Arrive before 9am or after 4pm. The car park fills between 10am and 3pm in peak season, and the formation is not improved by the presence of several hundred other visitors simultaneously.
Loch Ard Gorge
Three kilometres east of the Apostles, Loch Ard Gorge takes its name from the iron clipper ship that wrecked here in June 1878. Of the 54 people aboard, only two survived: Eva Carmichael, a young Irish immigrant, and Tom Pearce, a ship’s apprentice who dragged her to shore through the gorge’s narrow entrance after the impact. The interpretive signs tell this story properly. The gorge itself is a deep inlet with a sheltered beach accessible by stairs; the cliffs funnel ocean swells into a churning mass at the entrance while the beach behind remains relatively calm. One of the more protected swimming spots on this coast.
The Great Ocean Walk
The 104-kilometre Great Ocean Walk from Apollo Bay to the Twelve Apostles can be done as an 8-day through-walk or in day sections from various trailheads. The final day arrives at the Apostles from the east along the clifftops – one of the more dramatic walk finishes in Victoria.
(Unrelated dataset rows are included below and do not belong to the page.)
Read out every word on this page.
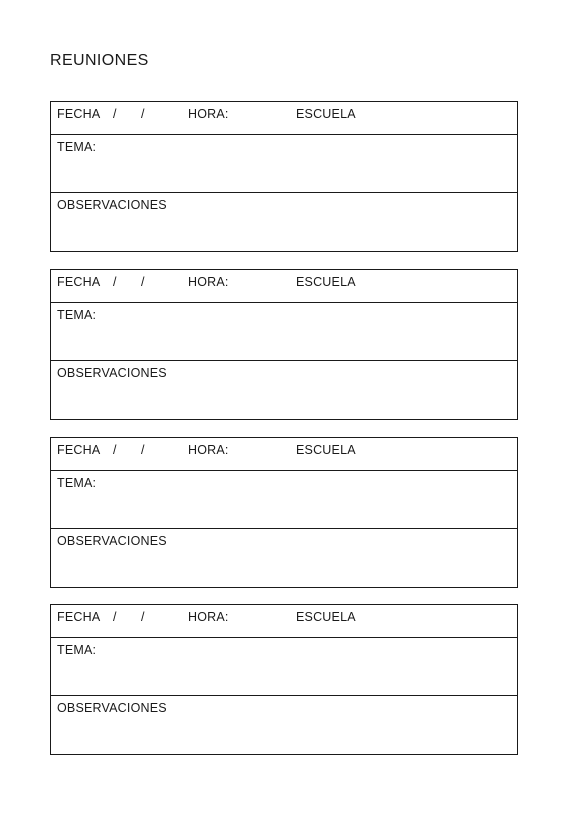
REUNIONES
FECHA / /	HORA:	ESCUELA
TEMA:
OBSERVACIONES
FECHA / /	HORA:	ESCUELA
TEMA:
OBSERVACIONES
FECHA / /	HORA:	ESCUELA
TEMA:
OBSERVACIONES
FECHA / /	HORA:	ESCUELA
TEMA:
OBSERVACIONES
The multi-day version requires permits and camping bookings through Parks Victoria.
Practical Notes
Fuel up in Apollo Bay before continuing west; prices are higher in Port Campbell and hours can be limited. The koala population in the Kennett River area of the Otway Ranges is one of the more accessible in Victoria; a short loop walk through eucalyptus forest produces reliable sightings. Wildlife on the road itself at night is a genuine hazard; avoid driving the Great Ocean Road after dark. Weather is variable in all seasons; a waterproof layer is necessary regardless of forecast.